In my experience, you only need the charger if something goes wrong, which you don't notice until it won't start on day, then you need the big charger
If you didn't already have the smaller chargers and asked whether to get them or a bigger charger, I'd recommend the larger. Again, not much need for maintenance unless something else is marginal.
If it comes to $$, there are smaller chargers in the $40 range that can be had all day long, just not with the big booster and lesser amps (20-40amps), which is good for "most" things.
Another thing to mention, you may wish to do a bit of research and asking here for battery recommendations. IMHO, 850CCA is on the low side. These beasts really suck up the juice when starting.
If you have a way to check the voltage, it would be a good idea to check your charging voltage from the alternator, especially if you are getting new batteries.
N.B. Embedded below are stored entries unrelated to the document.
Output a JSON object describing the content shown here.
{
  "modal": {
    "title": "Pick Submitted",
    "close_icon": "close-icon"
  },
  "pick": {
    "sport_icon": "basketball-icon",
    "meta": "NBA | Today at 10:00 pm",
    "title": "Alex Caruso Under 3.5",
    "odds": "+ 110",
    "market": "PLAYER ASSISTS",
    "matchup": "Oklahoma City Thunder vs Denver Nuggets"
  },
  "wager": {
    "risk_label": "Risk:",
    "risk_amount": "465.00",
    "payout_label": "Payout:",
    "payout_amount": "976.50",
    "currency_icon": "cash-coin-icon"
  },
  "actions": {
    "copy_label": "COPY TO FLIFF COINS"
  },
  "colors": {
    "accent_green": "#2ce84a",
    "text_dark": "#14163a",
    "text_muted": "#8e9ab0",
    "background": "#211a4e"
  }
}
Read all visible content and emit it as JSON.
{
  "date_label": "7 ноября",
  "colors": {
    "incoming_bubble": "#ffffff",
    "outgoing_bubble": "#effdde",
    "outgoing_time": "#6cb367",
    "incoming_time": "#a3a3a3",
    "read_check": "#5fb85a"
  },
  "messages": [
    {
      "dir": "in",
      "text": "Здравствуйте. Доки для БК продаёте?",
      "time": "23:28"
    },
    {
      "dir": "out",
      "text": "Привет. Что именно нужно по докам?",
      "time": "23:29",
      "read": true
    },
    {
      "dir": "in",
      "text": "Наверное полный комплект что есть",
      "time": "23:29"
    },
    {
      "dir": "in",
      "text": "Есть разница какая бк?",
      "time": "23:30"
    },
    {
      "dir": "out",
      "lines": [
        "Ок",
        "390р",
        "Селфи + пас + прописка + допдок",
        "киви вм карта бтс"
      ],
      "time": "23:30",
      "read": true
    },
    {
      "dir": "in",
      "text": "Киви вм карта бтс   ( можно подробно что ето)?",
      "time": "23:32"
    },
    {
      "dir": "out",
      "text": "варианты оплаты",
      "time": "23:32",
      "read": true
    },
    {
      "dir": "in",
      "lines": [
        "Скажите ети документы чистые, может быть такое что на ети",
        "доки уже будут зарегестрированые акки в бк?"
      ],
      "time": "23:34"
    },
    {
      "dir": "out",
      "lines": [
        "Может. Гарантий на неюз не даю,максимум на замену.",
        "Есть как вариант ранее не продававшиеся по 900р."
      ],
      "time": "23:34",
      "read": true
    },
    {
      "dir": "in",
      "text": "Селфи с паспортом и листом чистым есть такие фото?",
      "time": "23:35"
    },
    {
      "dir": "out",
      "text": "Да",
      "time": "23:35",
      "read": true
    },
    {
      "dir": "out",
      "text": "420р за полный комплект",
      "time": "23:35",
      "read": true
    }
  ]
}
Keep them strong and healthy as long as possible.
I suspect you were having some kind of charging or battery problems before that prompted you to buy the maintainers?
Don't like to spend other people's money, but really hate wasting it if there is something that can be avoided
#48
Good info. The alternator does charge at 14.5 volts so it should be fine. As far as CCA, 850 is the highest rating Interstate offers. Purchasing those from costco out here has the benefit of a no hassle return policy and an extended 42 month warranty. It sounds like the advice is to leave the little charges alone then, perhaps use only on long term storage. I'll keep an eye out for a larger charger though. I run into one periodically.
I did want to add that one more benefit to purchasing new injectors is that the parts are hard coated so there is no need to worry about fuel additives for the injectors benefit. If there is a power benefit or gelling problem, that's fine.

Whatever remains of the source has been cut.